A major breakthrough in the understanding of respiratory diseases entitled “The draft genome sequence of the ferret (Mustela putorius furo) facilitates study of human respiratory disease” was published on Nature Biotechnology by Dr. Xinxia Peng at the University of Washington in Seattle and Federica Di Palma and Jessica Alfoldi at the Broad Institute of MIT and Harvard. This was a collaborative research effort that enabled the researchers to discover the draft sequence of the domestic ferret (Mustela putorius euro) genome, an important animal model for multiple human respiratory diseases and considered the ‘gold standard’ for modeling human influenza virus infection and transmission, since ferrets and humans are infected by the same strains. Moreover the researchers characterized the ferret host response to two influenza virus infections as well as to cystic fibrosis by transcriptomic (RNA) analyses. This project was funded by The National Institute of Allergy and infectious Diseases, of the National Institutes of Health.
“The sequencing of the ferret genome is a big deal,” said Michael Katze, UW professor of microbiology who led the research effort, in the press release. “Every time you sequence a genome, it allows you to answer a wide range of questions you couldn’t before. Having the genome changes a field forever.”
As part of this study, the research team at Broad Institute of MIT and Harvard led by Drs. Di Palma and Alfoldi performed a gene sequence of a sable ferret, Mustela putorius euro. Then, they collaborated with Dr. Katze’s group for the transcriptome analysis that enabled the identification of all of the RNA molecules that are produced by the body or are transcribed from different regions of the genome at a specific time. This approach allowed to assess the cellular responses of the ferret when its system is infected by the influenza virus or in a disease like cystic fibrosis.
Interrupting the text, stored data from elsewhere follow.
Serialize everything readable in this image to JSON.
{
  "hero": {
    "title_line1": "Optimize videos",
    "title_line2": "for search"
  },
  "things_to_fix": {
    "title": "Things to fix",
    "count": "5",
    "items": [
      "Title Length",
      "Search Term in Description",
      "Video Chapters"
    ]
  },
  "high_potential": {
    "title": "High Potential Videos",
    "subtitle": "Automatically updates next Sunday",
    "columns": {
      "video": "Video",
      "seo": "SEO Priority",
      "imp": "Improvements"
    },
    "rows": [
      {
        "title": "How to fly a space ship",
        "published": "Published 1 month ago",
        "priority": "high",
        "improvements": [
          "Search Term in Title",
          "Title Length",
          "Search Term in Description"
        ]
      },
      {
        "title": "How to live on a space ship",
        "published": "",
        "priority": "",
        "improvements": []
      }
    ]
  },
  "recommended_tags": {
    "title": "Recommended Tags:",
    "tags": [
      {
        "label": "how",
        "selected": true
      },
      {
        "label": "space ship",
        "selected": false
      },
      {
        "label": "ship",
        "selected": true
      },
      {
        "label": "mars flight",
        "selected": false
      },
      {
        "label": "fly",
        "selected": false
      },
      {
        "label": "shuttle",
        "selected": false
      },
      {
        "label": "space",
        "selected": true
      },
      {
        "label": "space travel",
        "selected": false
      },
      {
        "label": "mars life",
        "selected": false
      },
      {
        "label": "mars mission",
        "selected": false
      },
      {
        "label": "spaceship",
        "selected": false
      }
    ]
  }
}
“By creating a high quality genome and transcriptome resource for the ferret, we have demonstrated how studies in non-conventional model organisms can facilitate essential bioscience research underpinning health,” said Federica Di Palma.
Yoshihiro Kawaoka’s University of Wisconsin-Madison lab performed the infection of the ferret with influenza viruses. The research team infected the ferrets with a reconstructed “Spanish flu” that killed 25 million people worldwide in 1918. They also used the swine-flu virus that caused the global pandemic of 2009-2010, and continues to cause disease to this day. The researchers collected trachea and lung samples from the ferrets during different days after infection, day 1, 3 and 8, for transcriptome analysis. The study revealed that the two viruses affected the ferret tracheas and lungs differently. In the case of the Spanish flu, the virus induced an obvious transcriptional response in the trachea on the first day of infection and stayed constant until day 8 of infection. While for the swine-flu, the virus induced a slow-starting response that gradually grew, reaching its maximum on the 8th day of infection.
“The 1918 flu elicited a huge response on day one and that response was sustained,” said Xinxia Peng from the Katze lab, who specializes in computational biology and served as lead author of the study. “The 2009 pandemic flu triggered a response that gradually grew over several days. They had very different trajectories,” added Dr. Peng.
Moreover, the researchers observed that the gene transcription for both viruses was quite similar but different for the trachea tissue. “This side by side comparison reveals that the host response to these two viruses differs primarily in the trachea and may explain the course of infection,” said Dr. Peng.
For the cystic fibrosis studies, John Engelhardt’s research team at the University of Iowa created a genetically engineered ferret that lacked the gene for the membrane protein called the cystic fibrosis transmembrane conductance regulator (CFTR), since mutations in this gene are responsible for this inherited disease that affects 30,000 Americans. The use of gene knockout models is a widely established approach for studying the relevance of a gene or the inheritance of a defective gene in cell function. Then, the researchers induced the cystic fibrosis condition in the gene knock-out ferrets and performed an analysis of the transcriptome, discovering that changes in the expression of genes could be observed since the first day of life and increased significantly on the following 15 days.
“We found that there are transcriptional changes from day one, right out-of-the-gate, and many of the changes are very similar to those seen in humans,” said Dr. Peng. “The findings suggest that some of the disease processes responsible for the lung damage seen in cystic fibrosis begin very early in life.”
Dr. Katze concluded that transcriptome responses seen in the influenza and in cystic fibrosis studies were very similar to the ones observed in humans. And, notably, this study strengthens the importance of the ferret model for a better understanding of these two diseases and most probably for other type of diseases like heart disorders and diabetes.